A Solution-Driven Sector
Carter’s formulation practices center on performance and the best natural ingredients available; she’s not “category” focused.
“Women with problematic hair are our largest following. They need great products that work and information on how to manage their hair,” she said. “I personally don’t understand the category called ‘ethnic’. I don’t think that ethnicity has anything to do with hair texture… I am finally glad to be able to say that the ‘ethnic’ is now evolved to multi-textured.”
Dennis of Sundial Brands also pointed to changes.
“We’ve seen a new market emerge in personal care that we’ve coined the “new general market,’ which eschews traditional criteria and emphasizes factors related to what people need,” he said. “At retail today there’s the general market, there’s ethnic and different subsets within those. We don’t believe that this sort of approach is healthy for the consumer or the retailer. It feels exclusive because it puts certain consumers in certain boxes and they don’t get to explore other opportunities in the store.”
According to Dennis, his customers are “every person who is interested in a wellness and ‘green’ lifestyle and wants to leave this world a better place than they found it, while finding better ways to take care of their families.”
He continued, “The new general market is not ethnicity based, and it’s not culturally based, because every single human being wishes to live by these tenets. What we try to do is to focus on and meet specific needs that can be shared with all kinds of people.

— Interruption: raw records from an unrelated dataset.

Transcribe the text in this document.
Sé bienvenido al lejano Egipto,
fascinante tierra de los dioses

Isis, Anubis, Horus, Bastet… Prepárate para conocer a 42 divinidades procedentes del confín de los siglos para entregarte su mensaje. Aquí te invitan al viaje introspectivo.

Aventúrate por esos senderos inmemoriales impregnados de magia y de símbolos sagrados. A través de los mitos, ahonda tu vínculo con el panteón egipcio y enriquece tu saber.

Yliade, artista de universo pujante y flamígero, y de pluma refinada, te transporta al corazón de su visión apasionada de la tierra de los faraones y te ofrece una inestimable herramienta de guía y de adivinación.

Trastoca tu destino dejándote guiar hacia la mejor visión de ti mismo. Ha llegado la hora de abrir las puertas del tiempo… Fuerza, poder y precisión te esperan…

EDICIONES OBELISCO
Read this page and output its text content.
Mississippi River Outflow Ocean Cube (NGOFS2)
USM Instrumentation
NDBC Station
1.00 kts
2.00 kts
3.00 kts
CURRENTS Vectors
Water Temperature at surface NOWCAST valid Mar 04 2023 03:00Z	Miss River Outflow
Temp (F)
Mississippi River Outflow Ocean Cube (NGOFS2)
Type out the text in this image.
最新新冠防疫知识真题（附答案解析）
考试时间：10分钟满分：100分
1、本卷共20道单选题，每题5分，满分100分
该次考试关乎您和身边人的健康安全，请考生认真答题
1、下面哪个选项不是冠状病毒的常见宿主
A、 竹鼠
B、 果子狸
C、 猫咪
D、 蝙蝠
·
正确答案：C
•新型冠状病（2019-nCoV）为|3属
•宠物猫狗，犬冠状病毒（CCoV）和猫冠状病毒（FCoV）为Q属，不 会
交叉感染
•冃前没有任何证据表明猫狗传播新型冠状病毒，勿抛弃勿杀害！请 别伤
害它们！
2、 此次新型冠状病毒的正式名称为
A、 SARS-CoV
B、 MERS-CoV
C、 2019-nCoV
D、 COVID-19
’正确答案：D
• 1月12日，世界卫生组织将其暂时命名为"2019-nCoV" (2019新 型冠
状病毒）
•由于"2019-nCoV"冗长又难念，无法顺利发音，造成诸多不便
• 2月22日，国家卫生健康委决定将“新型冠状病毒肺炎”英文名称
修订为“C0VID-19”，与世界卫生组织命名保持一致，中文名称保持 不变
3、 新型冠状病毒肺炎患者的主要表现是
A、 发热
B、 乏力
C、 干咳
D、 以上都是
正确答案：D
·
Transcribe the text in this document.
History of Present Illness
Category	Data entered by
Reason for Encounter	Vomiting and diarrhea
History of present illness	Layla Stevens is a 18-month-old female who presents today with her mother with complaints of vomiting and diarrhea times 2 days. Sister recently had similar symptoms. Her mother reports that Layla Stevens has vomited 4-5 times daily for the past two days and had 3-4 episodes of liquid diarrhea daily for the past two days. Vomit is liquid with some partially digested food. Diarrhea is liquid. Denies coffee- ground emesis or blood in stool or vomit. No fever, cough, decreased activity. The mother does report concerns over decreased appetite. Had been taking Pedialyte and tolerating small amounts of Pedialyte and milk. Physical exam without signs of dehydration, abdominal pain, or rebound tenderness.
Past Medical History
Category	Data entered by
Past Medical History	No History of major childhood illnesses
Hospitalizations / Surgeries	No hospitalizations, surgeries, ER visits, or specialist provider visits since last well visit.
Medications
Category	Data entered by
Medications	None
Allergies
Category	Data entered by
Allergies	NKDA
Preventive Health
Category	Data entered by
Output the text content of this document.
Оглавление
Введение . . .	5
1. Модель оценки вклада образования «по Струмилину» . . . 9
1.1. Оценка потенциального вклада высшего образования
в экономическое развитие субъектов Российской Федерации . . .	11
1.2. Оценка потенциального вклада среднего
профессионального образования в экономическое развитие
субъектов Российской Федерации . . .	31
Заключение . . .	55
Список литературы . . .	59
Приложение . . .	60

In so doing, a whole new marketplace emerges—not one that is segmented by these different labels —but one that is much more inclusive, embracing and accessible.”
The ability to deliver solutions is how many category leaders measure their success.
“There are so many voids in the hair care industry that I feel honored to have the opportunity to fill in the missing pieces for women who have the money to spend but have not been heard,” said Carter. “In the US just like many other places in the world, there are many people that are looking for ‘hair solutions.’ If we can create a brand that addresses their needs, not black or white, we have proudly done our job.”
• Known for harnessing the power of shea butter to benefit hair and skin, SheaMoisture is branching out into the color category.
“Due to community demand, SheaMoisture took the next step in its head-to-toe “A Better Way to Beautiful” offerings with our color cosmetics collection,” said Sundial CEO Richelieu Dennis.
Fashion fans were treated to a sneak peak during Fashion Week as models at “Project Runway” All-Star Korto Momolu’s Fall/Winter 2014 “Urban Coup” show featured bold pops of color from the range.
The paraben-free makeup line is shea butter-based, with certified organic and natural ingredients, and it features a customizable palette. The collection, which debuts this Spring at Target, includes CC cream, lip stain, lip crayons, wet/dry eyeshadow, mineral blush and other offerings, with a range of on-trend, classic and nude shades that suit all skin tones, according to SheaMoisture.